Emmanuel Macron ou l’histoire à la petite semaine

Les hommes font l’histoire, mais ne savent pas quelle histoire ils font. Cette belle phrase de Raymond Aron s’applique totalement à la rhétorique faiblarde employée par le président de la république dans un entretien à « Ouest France ».

Le rapprochement qu’il opère avec les années trente est d’une grande faiblesse historique. Même s’il ne prononce pas le nom d’Hitler, le président se rapproche maladroitement du point Godwin.

Dans les années 1930, l’Europe est encore marquée par la Première Guerre mondiale et le pacifisme domine. Celui-ci peut, en partie, expliquer la faiblesse des démocraties face à la montée des dictateurs. Dans cette analyse, on oublie souvent la menace soviétique qui pèse gravement sur les relations internationales et qui aboutira au pacte germano-soviétique du 23 août 1939.

Sur le plan économique, la grande crise de 1929 n’est en rien comparable à notre situation, le choc de la mondialisation, aujourd’hui, fait gravement souffrir les sociétés occidentales mais n’a rien à voir avec la grande déflation des années trente. Si une comparaison peut être faite entre la mondialisation actuelle (dont le cycle est d’ailleurs en train de s’achever) et une autre crise, il faut aller voir du côté de la première mondialisation qui s’étend de 1890 à 1914 et présente quelques similitudes avec notre époque.

Et Macron de poursuivre : « Dans une Europe qui est divisée par les peurs, le repli nationaliste. » On voit bien la facilité, sauf que cette peur, c’est celle d’une invasion venant de l’extérieur de l’Europe et que le repli qu’il qualifie de nationaliste est beaucoup plus un rejet de l’oligarchie européenne. Il n’y a aucune menace d’un peuple européen contre un autre.

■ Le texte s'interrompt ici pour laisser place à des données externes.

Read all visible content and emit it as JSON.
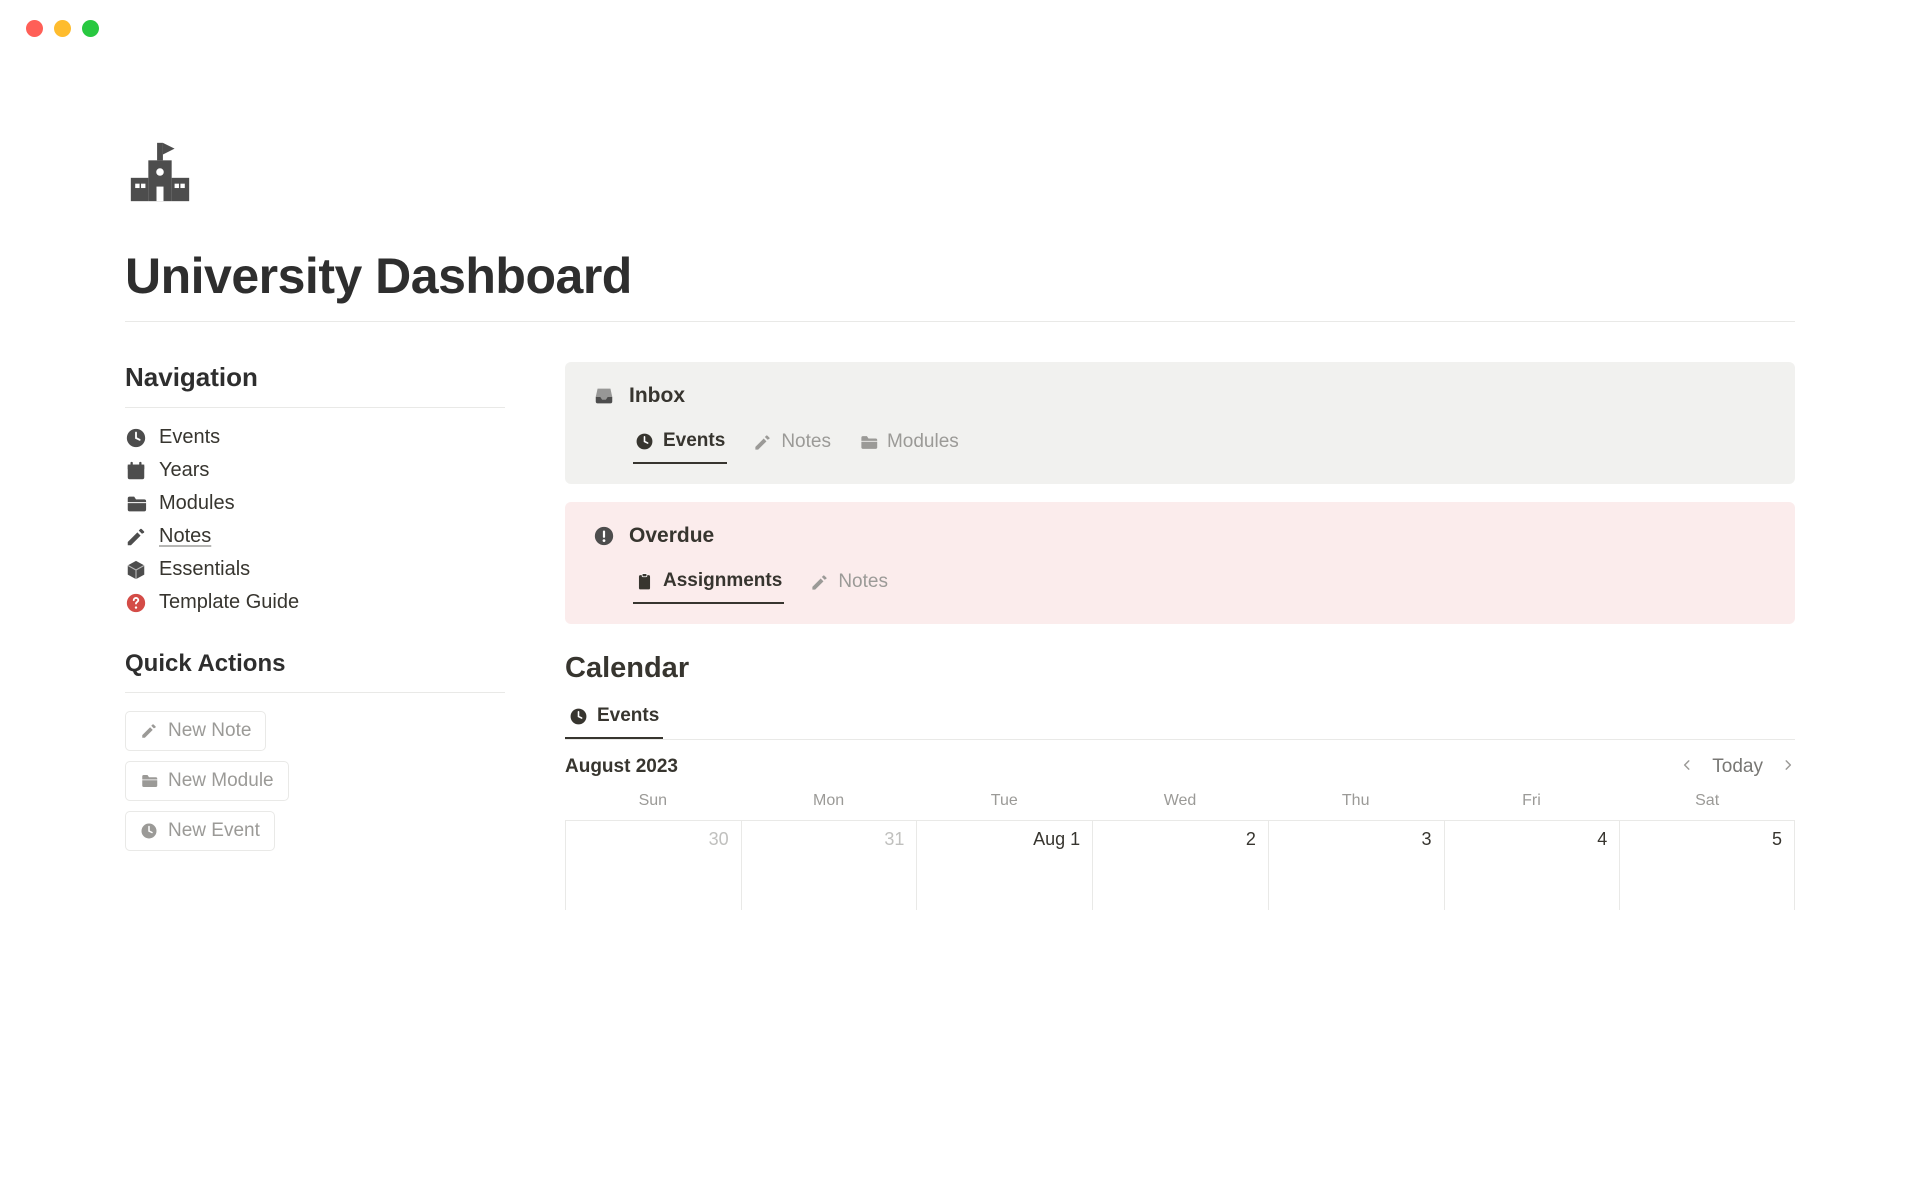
{
  "page": {
    "title": "University Dashboard"
  },
  "sidebar": {
    "nav_heading": "Navigation",
    "items": [
      {
        "icon": "clock",
        "label": "Events"
      },
      {
        "icon": "calendar",
        "label": "Years"
      },
      {
        "icon": "folder",
        "label": "Modules"
      },
      {
        "icon": "pencil",
        "label": "Notes",
        "underline": true
      },
      {
        "icon": "box",
        "label": "Essentials"
      },
      {
        "icon": "help",
        "label": "Template Guide",
        "icon_color": "red"
      }
    ],
    "qa_heading": "Quick Actions",
    "qa": [
      {
        "icon": "pencil",
        "label": "New Note"
      },
      {
        "icon": "folder",
        "label": "New Module"
      },
      {
        "icon": "clock",
        "label": "New Event"
      }
    ]
  },
  "inbox": {
    "title": "Inbox",
    "tabs": [
      {
        "icon": "clock",
        "label": "Events",
        "active": true
      },
      {
        "icon": "pencil",
        "label": "Notes"
      },
      {
        "icon": "folder",
        "label": "Modules"
      }
    ]
  },
  "overdue": {
    "title": "Overdue",
    "tabs": [
      {
        "icon": "clipboard",
        "label": "Assignments",
        "active": true
      },
      {
        "icon": "pencil",
        "label": "Notes"
      }
    ]
  },
  "calendar": {
    "heading": "Calendar",
    "tabs": [
      {
        "icon": "clock",
        "label": "Events",
        "active": true
      }
    ],
    "month_label": "August 2023",
    "today_label": "Today",
    "dow": [
      "Sun",
      "Mon",
      "Tue",
      "Wed",
      "Thu",
      "Fri",
      "Sat"
    ],
    "days": [
      {
        "label": "30",
        "other": true
      },
      {
        "label": "31",
        "other": true
      },
      {
        "label": "Aug 1"
      },
      {
        "label": "2"
      },
      {
        "label": "3"
      },
      {
        "label": "4"
      },
      {
        "label": "5"
      }
    ]
  }
}
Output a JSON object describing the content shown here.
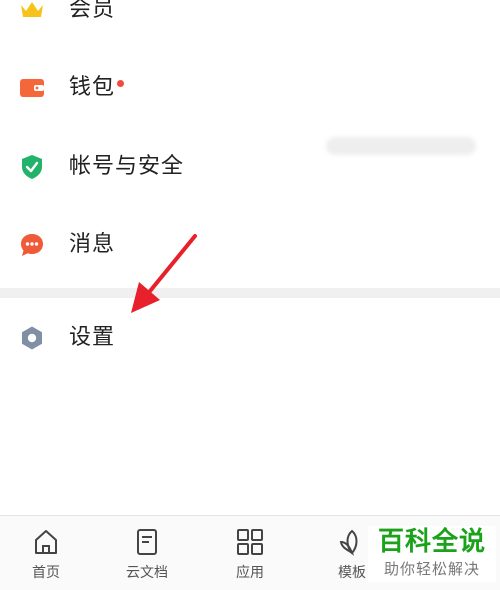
{
  "menu": {
    "items": [
      {
        "label": "会员",
        "icon": "crown-icon"
      },
      {
        "label": "钱包",
        "icon": "wallet-icon",
        "has_badge": true
      },
      {
        "label": "帐号与安全",
        "icon": "shield-check-icon"
      },
      {
        "label": "消息",
        "icon": "chat-bubble-icon"
      },
      {
        "label": "设置",
        "icon": "hexagon-settings-icon"
      }
    ]
  },
  "tabbar": {
    "tabs": [
      {
        "label": "首页",
        "icon": "home-icon"
      },
      {
        "label": "云文档",
        "icon": "document-icon"
      },
      {
        "label": "应用",
        "icon": "grid-apps-icon"
      },
      {
        "label": "模板",
        "icon": "leaf-icon"
      }
    ]
  },
  "watermark": {
    "main": "百科全说",
    "sub": "助你轻松解决"
  },
  "colors": {
    "crown": "#f7c21b",
    "wallet": "#f4673a",
    "shield": "#21b36a",
    "chat": "#f05a38",
    "settings": "#7f8fa6",
    "badge": "#f24a3b",
    "arrow": "#e8202b",
    "watermark": "#1aa21a"
  }
}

C’est d’ailleurs ce qu’invoquent les européistes au bénéfice de la construction européenne.

Sauf que c’est parce qu’il y avait la paix que la construction a pu se faire, et non le contraire.

Mieux encore, la crise identitaire et migratoire est en train de créer une solidarité européenne dans le style « Populistes de tous les pays, unissez-vous ! » Voir le pacte de Višegrad, l’Initiative des Trois Mers, etc.

À ce niveau de caricature dans la comparaison, soit Macron est cynique, soit il est ignorant et croit pouvoir opposer progressistes et nationalistes – ce qui est un manichéisme de mauvais aloi si ce n’est un ferment de guerre civile.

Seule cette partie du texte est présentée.